Scientists have uncovered a 1,700-year-old Egyptian mummy with an intact brain but no heart. The mummy's abdomen has a plaque that the scientists suspect may have intentionally been placed for ritual purpose. The team of researchers studied the female mummy using CT scan.
The woman may have lived during the Roman rule, when Christianity was spreading and may have died between the age of 30 and 50, the radiocarbon dating reveals. She suffered from horrible dental problems like many Egyptians.
Due to the decline in the use of mummification as a symbol of Roman culture and with the increasing Christianity, the woman and her family apparently had traditional Egyptian beliefs and must have insisted on contributing to the procedure.
As per the scan, the embalmers made a deep hole into her perineum and removed her stomach, liver, intestines and the heart.
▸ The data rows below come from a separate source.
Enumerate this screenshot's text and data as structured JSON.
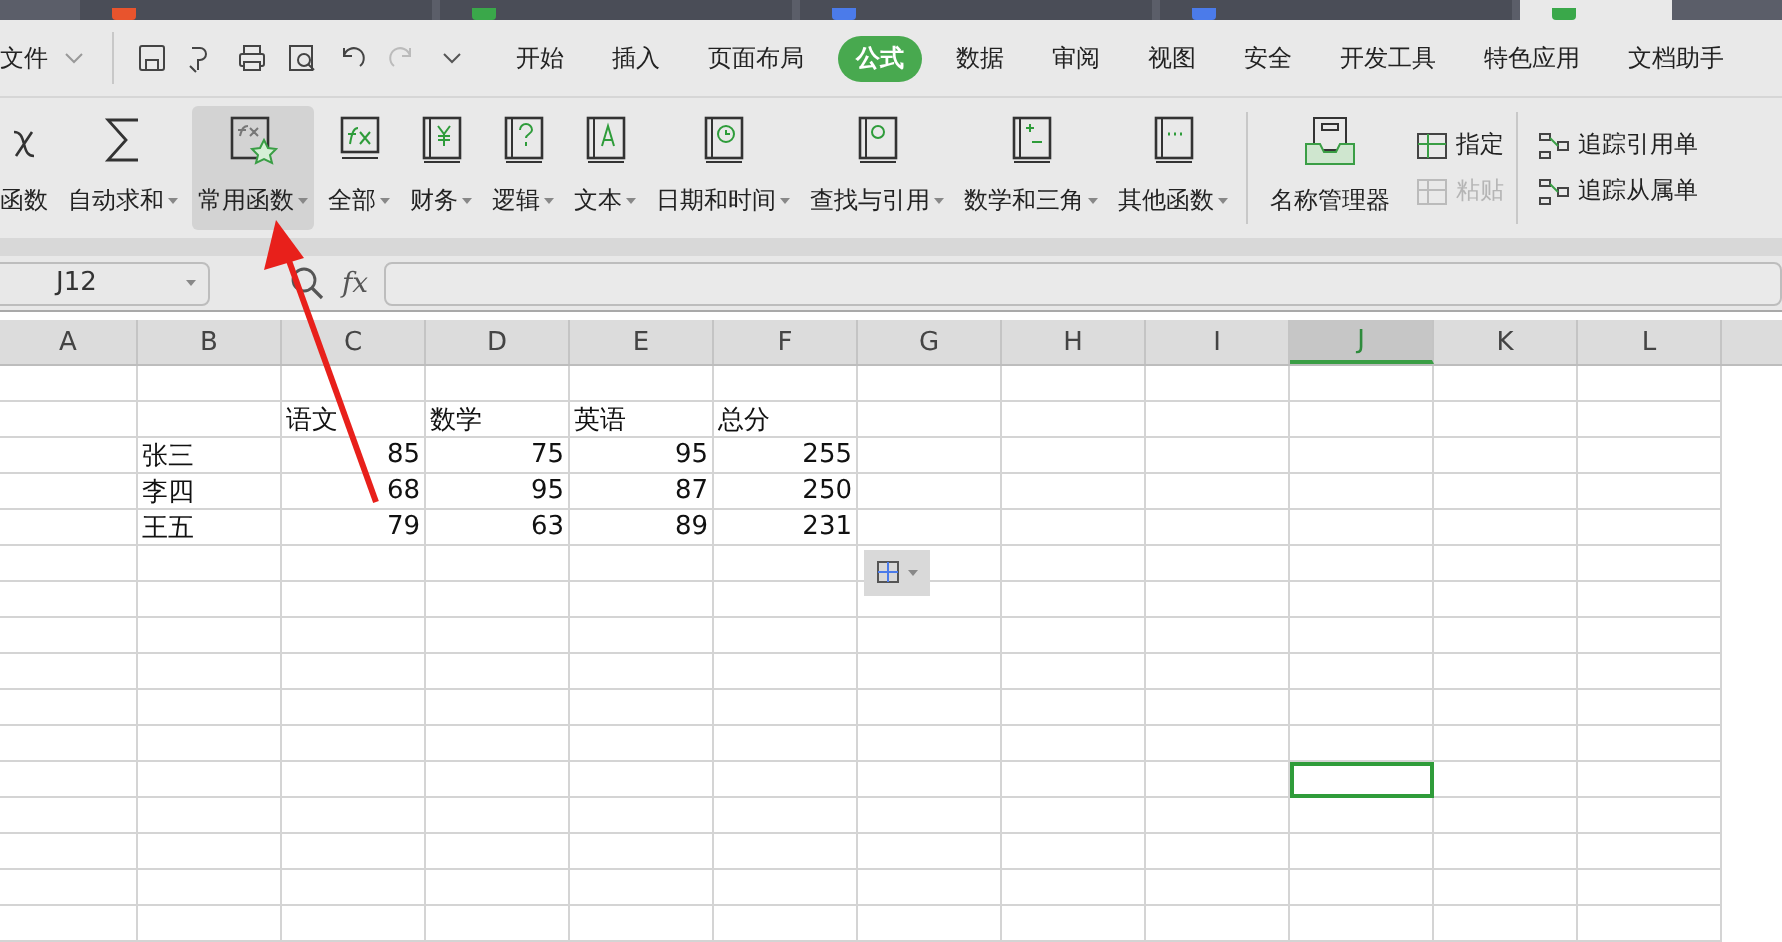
{
  "doc_tabs": [
    {
      "selected": false,
      "color": "#e8542d"
    },
    {
      "selected": false,
      "color": "#3aa84a"
    },
    {
      "selected": false,
      "color": "#4b7bea"
    },
    {
      "selected": false,
      "color": "#4b7bea"
    },
    {
      "selected": true,
      "color": "#3aa84a"
    }
  ],
  "menu": {
    "file": "文件",
    "tabs": [
      {
        "label": "开始",
        "selected": false
      },
      {
        "label": "插入",
        "selected": false
      },
      {
        "label": "页面布局",
        "selected": false
      },
      {
        "label": "公式",
        "selected": true
      },
      {
        "label": "数据",
        "selected": false
      },
      {
        "label": "审阅",
        "selected": false
      },
      {
        "label": "视图",
        "selected": false
      },
      {
        "label": "安全",
        "selected": false
      },
      {
        "label": "开发工具",
        "selected": false
      },
      {
        "label": "特色应用",
        "selected": false
      },
      {
        "label": "文档助手",
        "selected": false
      }
    ]
  },
  "ribbon": {
    "items": [
      {
        "label": "函数",
        "kind": "fx",
        "dropdown": false,
        "selected": false
      },
      {
        "label": "自动求和",
        "kind": "sigma",
        "dropdown": true,
        "selected": false
      },
      {
        "label": "常用函数",
        "kind": "fxstar",
        "dropdown": true,
        "selected": true
      },
      {
        "label": "全部",
        "kind": "fxgreen",
        "dropdown": true,
        "selected": false
      },
      {
        "label": "财务",
        "kind": "yen",
        "dropdown": true,
        "selected": false
      },
      {
        "label": "逻辑",
        "kind": "question",
        "dropdown": true,
        "selected": false
      },
      {
        "label": "文本",
        "kind": "letter",
        "dropdown": true,
        "selected": false
      },
      {
        "label": "日期和时间",
        "kind": "clock",
        "dropdown": true,
        "selected": false
      },
      {
        "label": "查找与引用",
        "kind": "search",
        "dropdown": true,
        "selected": false
      },
      {
        "label": "数学和三角",
        "kind": "plusminus",
        "dropdown": true,
        "selected": false
      },
      {
        "label": "其他函数",
        "kind": "dots",
        "dropdown": true,
        "selected": false
      },
      {
        "label": "名称管理器",
        "kind": "tray",
        "dropdown": false,
        "selected": false
      }
    ],
    "small": [
      {
        "label": "指定",
        "disabled": false
      },
      {
        "label": "粘贴",
        "disabled": true
      }
    ],
    "trace": [
      {
        "label": "追踪引用单"
      },
      {
        "label": "追踪从属单"
      }
    ]
  },
  "formula_bar": {
    "name_box": "J12",
    "fx": "fx"
  },
  "sheet": {
    "columns": [
      {
        "label": "A",
        "selected": false
      },
      {
        "label": "B",
        "selected": false
      },
      {
        "label": "C",
        "selected": false
      },
      {
        "label": "D",
        "selected": false
      },
      {
        "label": "E",
        "selected": false
      },
      {
        "label": "F",
        "selected": false
      },
      {
        "label": "G",
        "selected": false
      },
      {
        "label": "H",
        "selected": false
      },
      {
        "label": "I",
        "selected": false
      },
      {
        "label": "J",
        "selected": true
      },
      {
        "label": "K",
        "selected": false
      },
      {
        "label": "L",
        "selected": false
      }
    ],
    "rows": [
      {
        "selected": false
      },
      {
        "selected": false,
        "cells": [
          null,
          null,
          {
            "text": "语文",
            "kind": "text"
          },
          {
            "text": "数学",
            "kind": "text"
          },
          {
            "text": "英语",
            "kind": "text"
          },
          {
            "text": "总分",
            "kind": "text"
          }
        ]
      },
      {
        "selected": false,
        "cells": [
          null,
          {
            "text": "张三",
            "kind": "text"
          },
          {
            "text": "85",
            "kind": "number"
          },
          {
            "text": "75",
            "kind": "number"
          },
          {
            "text": "95",
            "kind": "number"
          },
          {
            "text": "255",
            "kind": "number"
          }
        ]
      },
      {
        "selected": false,
        "cells": [
          null,
          {
            "text": "李四",
            "kind": "text"
          },
          {
            "text": "68",
            "kind": "number"
          },
          {
            "text": "95",
            "kind": "number"
          },
          {
            "text": "87",
            "kind": "number"
          },
          {
            "text": "250",
            "kind": "number"
          }
        ]
      },
      {
        "selected": false,
        "cells": [
          null,
          {
            "text": "王五",
            "kind": "text"
          },
          {
            "text": "79",
            "kind": "number"
          },
          {
            "text": "63",
            "kind": "number"
          },
          {
            "text": "89",
            "kind": "number"
          },
          {
            "text": "231",
            "kind": "number"
          }
        ]
      },
      {
        "selected": false
      },
      {
        "selected": false
      },
      {
        "selected": false
      },
      {
        "selected": false
      },
      {
        "selected": false
      },
      {
        "selected": false
      },
      {
        "selected": true
      },
      {
        "selected": false
      },
      {
        "selected": false
      },
      {
        "selected": false
      },
      {
        "selected": false
      }
    ]
  }
}
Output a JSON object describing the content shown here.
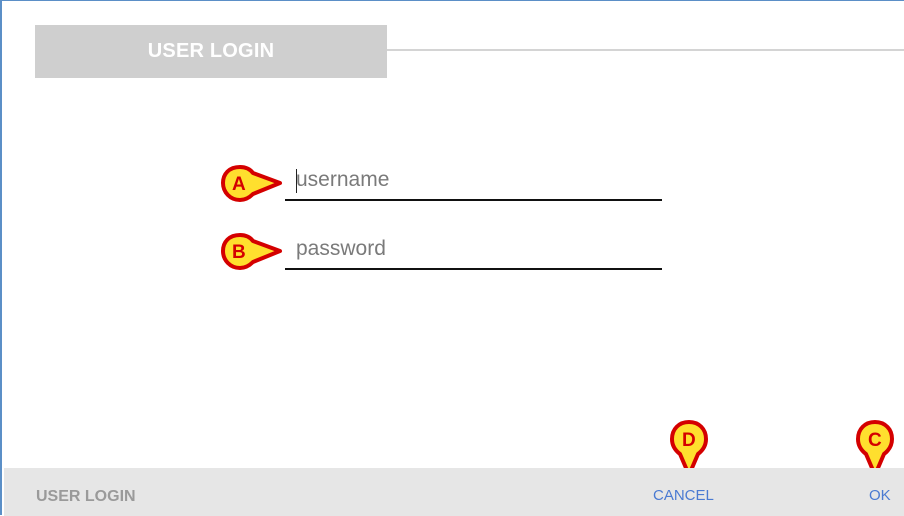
{
  "header": {
    "title": "USER LOGIN"
  },
  "form": {
    "username": {
      "value": "",
      "placeholder": "username"
    },
    "password": {
      "value": "",
      "placeholder": "password"
    }
  },
  "footer": {
    "title": "USER LOGIN",
    "cancel_label": "CANCEL",
    "ok_label": "OK"
  },
  "callouts": [
    {
      "letter": "A",
      "target": "username-field"
    },
    {
      "letter": "B",
      "target": "password-field"
    },
    {
      "letter": "C",
      "target": "ok-button"
    },
    {
      "letter": "D",
      "target": "cancel-button"
    }
  ],
  "colors": {
    "accent": "#4a7ad2",
    "frame": "#5b8fc7",
    "callout_fill": "#ffdf2e",
    "callout_stroke": "#d40000"
  }
}
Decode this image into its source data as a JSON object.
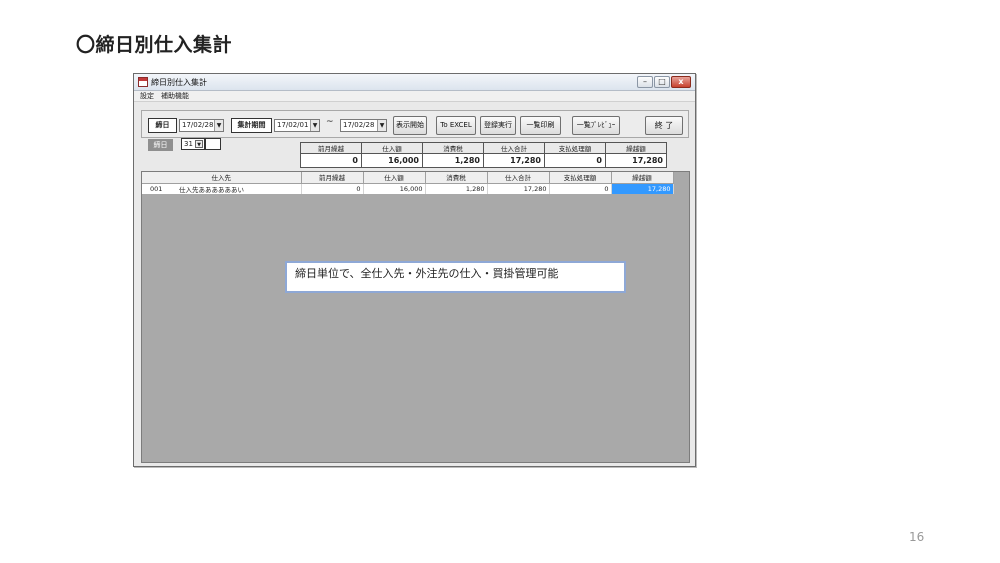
{
  "slide": {
    "title": "〇締日別仕入集計",
    "page_number": "16",
    "callout": "締日単位で、全仕入先・外注先の仕入・買掛管理可能"
  },
  "window": {
    "title": "締日別仕入集計",
    "menu": [
      "設定",
      "補助機能"
    ],
    "controls": {
      "minimize": "–",
      "maximize": "□",
      "close": "x"
    }
  },
  "toolbar": {
    "shime_label": "締日",
    "shime_date": "17/02/28",
    "period_label": "集計期間",
    "period_from": "17/02/01",
    "tilde": "~",
    "period_to": "17/02/28",
    "buttons": {
      "display": "表示開始",
      "excel": "To EXCEL",
      "register": "登録実行",
      "print": "一覧印刷",
      "preview": "一覧ﾌﾟﾚﾋﾞｭｰ",
      "exit": "終 了"
    }
  },
  "filter": {
    "label": "締日",
    "day": "31"
  },
  "summary": {
    "headers": [
      "前月繰越",
      "仕入額",
      "消費税",
      "仕入合計",
      "支払処理額",
      "繰越額"
    ],
    "values": [
      "0",
      "16,000",
      "1,280",
      "17,280",
      "0",
      "17,280"
    ]
  },
  "grid": {
    "headers": [
      "仕入先",
      "前月繰越",
      "仕入額",
      "消費税",
      "仕入合計",
      "支払処理額",
      "繰越額"
    ],
    "row": {
      "code": "001",
      "name": "仕入先ああああああい",
      "values": [
        "0",
        "16,000",
        "1,280",
        "17,280",
        "0",
        "17,280"
      ]
    }
  },
  "colors": {
    "selection": "#3399ff",
    "grid_background": "#a9a9a9",
    "callout_border": "#8ea8d6"
  }
}
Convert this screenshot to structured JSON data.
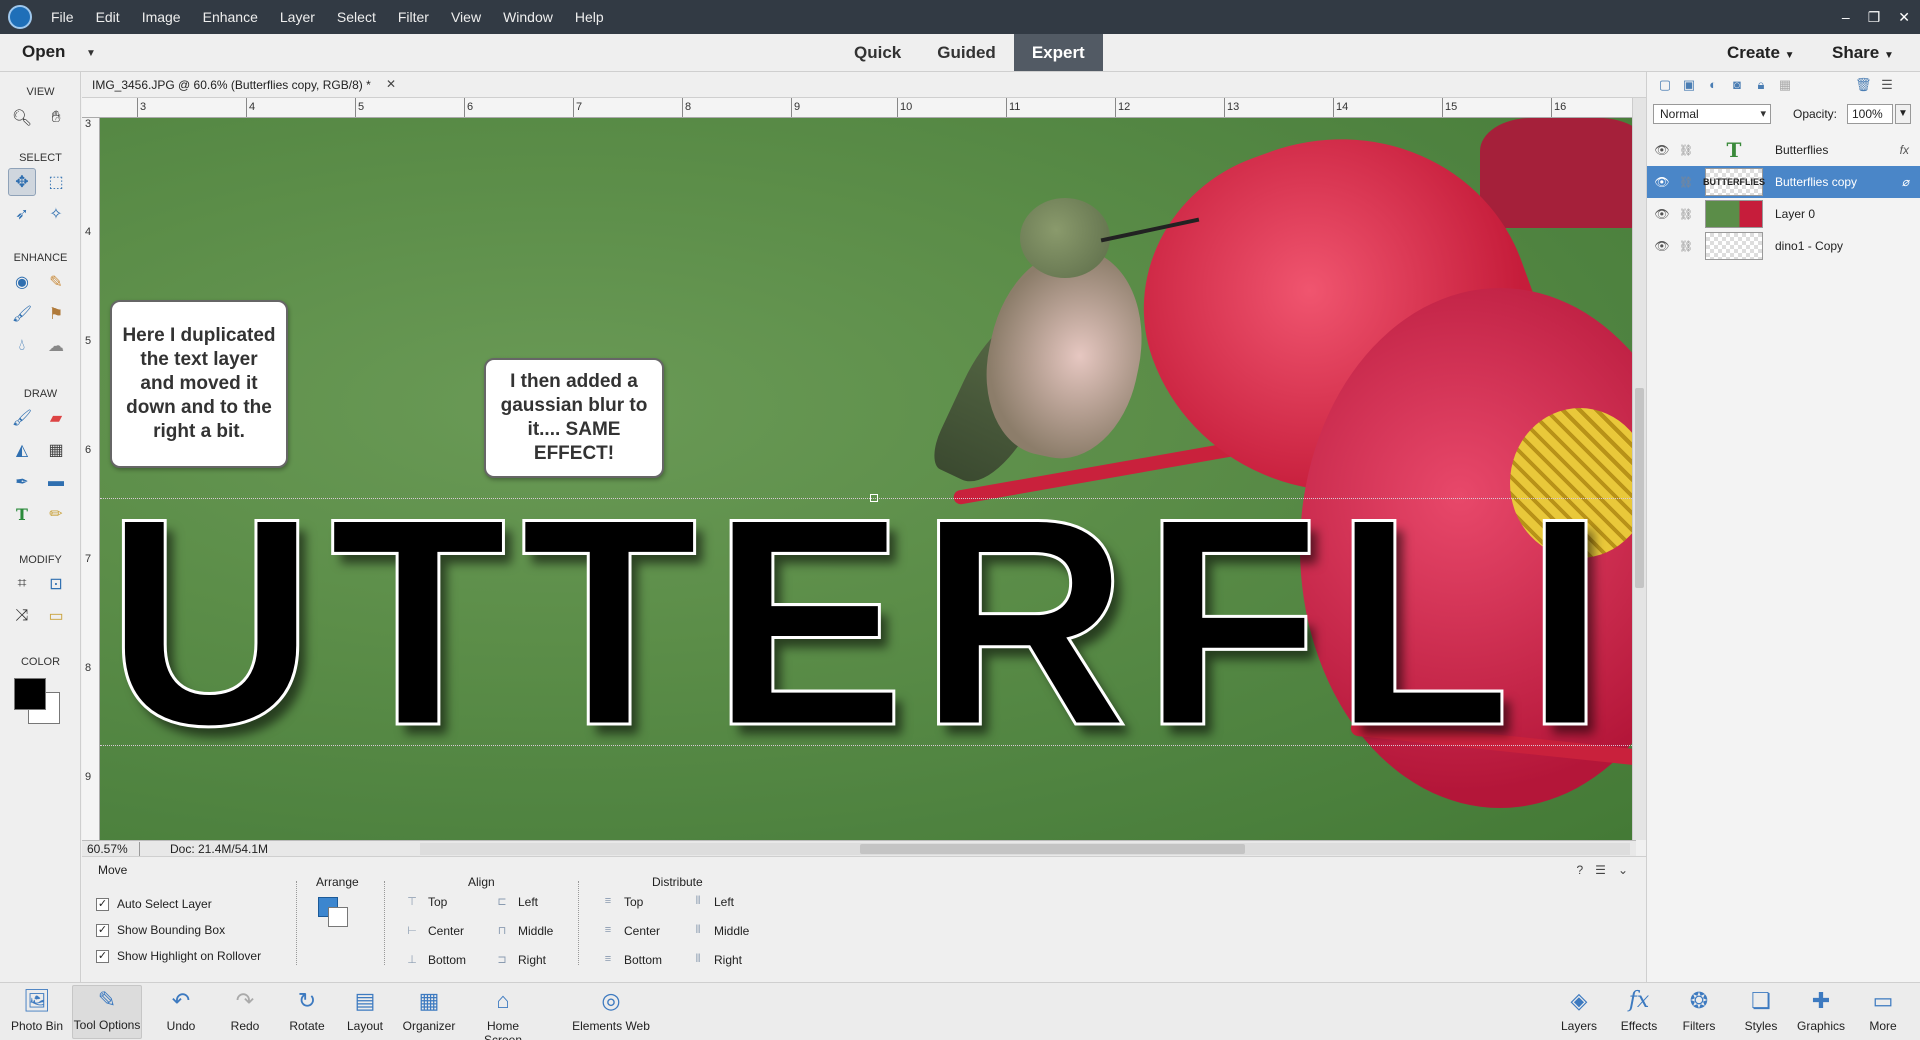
{
  "menubar": {
    "items": [
      "File",
      "Edit",
      "Image",
      "Enhance",
      "Layer",
      "Select",
      "Filter",
      "View",
      "Window",
      "Help"
    ],
    "win_min": "–",
    "win_restore": "❐",
    "win_close": "✕"
  },
  "modebar": {
    "open_label": "Open",
    "tabs": [
      "Quick",
      "Guided",
      "Expert"
    ],
    "active_tab": "Expert",
    "create_label": "Create",
    "share_label": "Share"
  },
  "toolbox": {
    "sections": [
      "VIEW",
      "SELECT",
      "ENHANCE",
      "DRAW",
      "MODIFY",
      "COLOR"
    ],
    "foreground_color": "#000000",
    "background_color": "#ffffff"
  },
  "document": {
    "tab_title": "IMG_3456.JPG @ 60.6% (Butterflies copy, RGB/8) *",
    "ruler_h": [
      "3",
      "4",
      "5",
      "6",
      "7",
      "8",
      "9",
      "10",
      "11",
      "12",
      "13",
      "14",
      "15",
      "16"
    ],
    "ruler_v": [
      "3",
      "4",
      "5",
      "6",
      "7",
      "8",
      "9"
    ],
    "callout_1": "Here I duplicated the text layer and moved it down and to the right a bit.",
    "callout_2": "I then added a gaussian blur to it.... SAME EFFECT!",
    "canvas_text": "UTTERFLIE",
    "zoom": "60.57%",
    "doc_size": "Doc: 21.4M/54.1M"
  },
  "tool_options": {
    "tool_name": "Move",
    "checkboxes": [
      "Auto Select Layer",
      "Show Bounding Box",
      "Show Highlight on Rollover"
    ],
    "arrange_label": "Arrange",
    "align_label": "Align",
    "align_items": [
      "Top",
      "Center",
      "Bottom",
      "Left",
      "Middle",
      "Right"
    ],
    "distribute_label": "Distribute",
    "distribute_items": [
      "Top",
      "Center",
      "Bottom",
      "Left",
      "Middle",
      "Right"
    ]
  },
  "layers_panel": {
    "blend_mode": "Normal",
    "opacity_label": "Opacity:",
    "opacity_value": "100%",
    "layers": [
      {
        "name": "Butterflies",
        "thumb": "T",
        "fx": "fx"
      },
      {
        "name": "Butterflies copy",
        "thumb": "BUTTERFLIES"
      },
      {
        "name": "Layer 0",
        "thumb": ""
      },
      {
        "name": "dino1 - Copy",
        "thumb": ""
      }
    ],
    "selected_layer": "Butterflies copy"
  },
  "taskbar": {
    "left": [
      "Photo Bin",
      "Tool Options",
      "Undo",
      "Redo",
      "Rotate",
      "Layout",
      "Organizer",
      "Home Screen",
      "Elements Web"
    ],
    "right": [
      "Layers",
      "Effects",
      "Filters",
      "Styles",
      "Graphics",
      "More"
    ]
  }
}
However they left the brain unharmed. She was wrapped in a coffin with lichens and spices on her abdomen and head, and was buried near Luxor, according to 19th century records.
"The power of current medical imaging technologies to provide evidence of change in ancient Egyptian mortuary ritual cannot be understated. While the technology is powerful it does have some limits. The presence of spices and lichen on the head were first found in the 19th century when the head was unwrapped. The CT scans revealed that they are likely also located on the mummy's abdomen, a determination aided by this unwrapping" Live Science quoted the researchers.
"We don't really know what's happening to the hearts that are removed," said Andrew Wade, a professor at McMaster University in Hamilton, Canada.
"During some time periods, the hearts may have been put in canopic jars, a type of jar used to hold internal organs, though tissue analysis is needed to confirm this idea," Wade added.